Exports the given dataframe into a .bib file, writing the data in the Notes section.

Parameters:

df (pd.DataFrame) – Dataframe to export.
output_path (str) – Path of the file to save.

Notes

The path should end by .bib

Examples

>>> bib_data = BibDataManagement('my_bib_file.bib')
>>> stats = bib_data.build_additional_set(from_stat='avg')
>>> bib_data.export_df_to_bibtex(stats, 'my_new_file.bib')
Exported

add_default_values#

BibDataManagement.add_default_values(pattern)#

Adds an entry to the dataframe, from a string. The string should follow the usual syntax of Bibdatamanagement.

Parameters:: pattern (str) – A Bibdata entry, between +- to /+-
Returns:: The name of the technology where default values have been added.
Return type:: str

Examples

>>> tech_name = bib_object.add_default_values(
...        "+- enhOR# default: [default, energyscope]: that's my general description"
...        "cmaint = 0.5:1:2 [MCHF/(ktCO2*y)]"
...        "cinv = 0:1 [MCHF/(ktCO2*y)]"
...        "refsize = 0 [GW]"
...        "gwp = 0 [kgCO2/kWe]"
...        "lifetime = 0 [y]"
...        "CO2c = 0 [ktCO2]"
...        "+-")

>>> tech_name
enhOR

Notes

The function returns the name of the technology but in fine, the whole entry was added to the instance df.

build_additional_set#

BibDataManagement.build_additional_set(df=None, from_stat='median')#

Adds another set to a DataFrame from a statistical criteria.

Parameters:

df (pd.DataFrame, optional) – A frame coming from BibData. If None, the self dataframe from the .bib file is used.
from_stat (str, optional) – The statistic that will be used to add the rows. Choose among [‘median’, ‘avg’, ‘weighted_avg’, ‘min’, ‘max’].

Return type:

A DataFrame with the supplementary rows.

Notes

The added rows have the value from_stats in the sets column.
The weigths used for the weighted average are the confidence given.

Examples

>>> df_with_avg = bib_object.build_additional_set(from_stat='avg')

>>> df_with_avg
                                                           cite_key  ...     short_name
cite_key      technology_name technology_key                 ...
my_paper_name avion           trl             my_paper_name  ...     tech_ready
                              cmaint          my_paper_name  ...  my_param_name
                              cinv            my_paper_name  ...           Cinv
              avion           trl                            ...     tech_ready
                              cmaint                         ...  my_param_name
                              cinv                           ...           Cinv
[6 rows x 28 columns]

The BibDataManagementES class#

BibDataManagementES inherits from BibDataManagement. Because it has an additional field from the note format, some methods are adapted. Moreover, it has an export designed to be used directly in the model.

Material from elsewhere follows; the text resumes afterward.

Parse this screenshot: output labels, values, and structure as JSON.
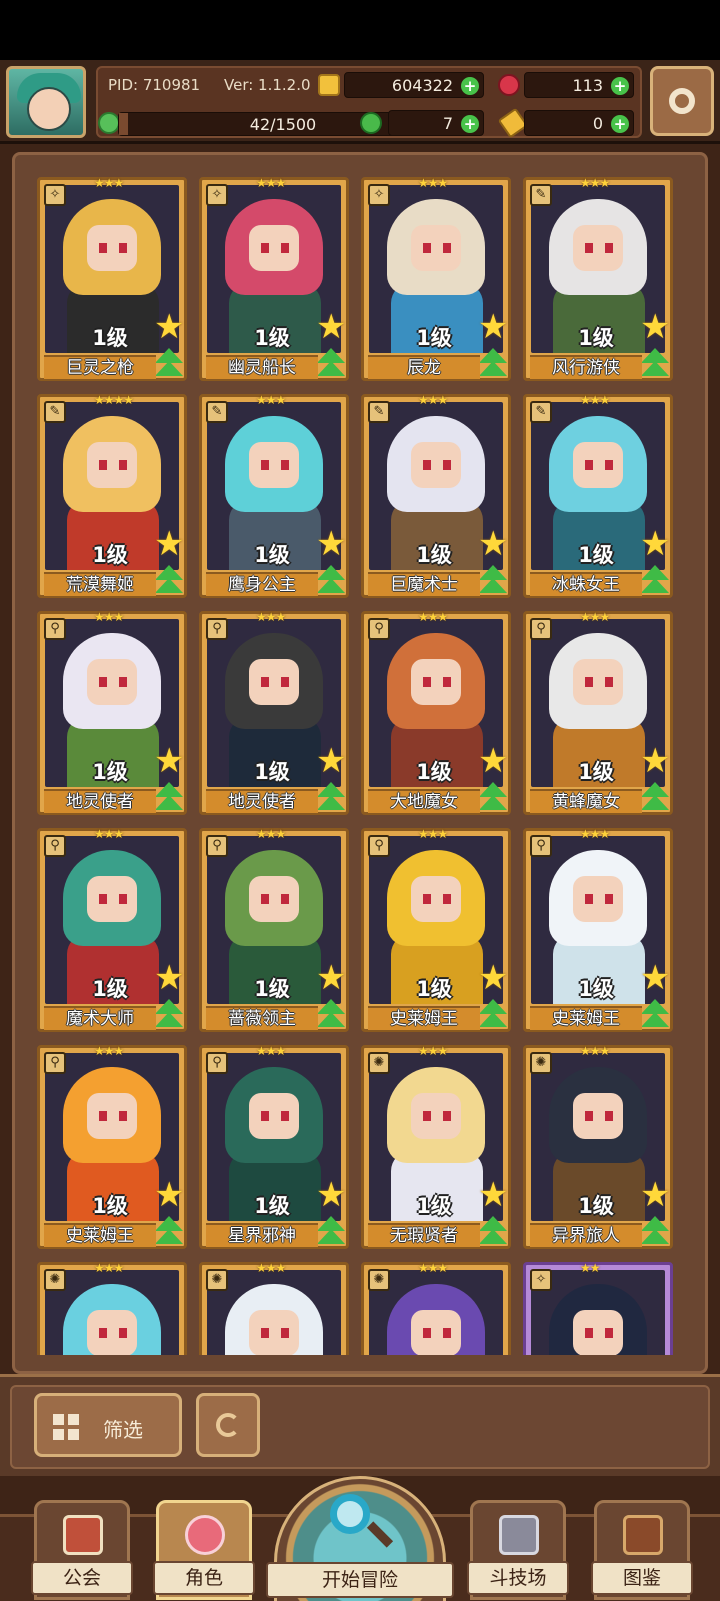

BibDataManagementES.get_data(set_name=None, entry=None, category_name=None)#

Returns a pandas DataFrame containing all data in the .bib file or a subset based on the given technology, set names or category names.

Parameters:

set_name (str, list, optional) – Name(s) of the set to filter by.
entry (str, optional) – Name of the technology to filter by.
category_name (str, list, optional) – Name(s) of the category to filter by.

Returns:

DataFrame containing the filtered data, or all data if no filters are applied.

Return type:

pandas.DataFrame

BibDataManagementES.export_df(df, output_path, to)#

Exports the given dataframe into a .bib file or an EnergyScope input file.

Parameters:

df (pd.DataFrame) – Dataframe to export.
output_path (str) – Path of the file to save.
to (str) – ‘bib’ for a reference export, ‘energyscope’ for .dat file input.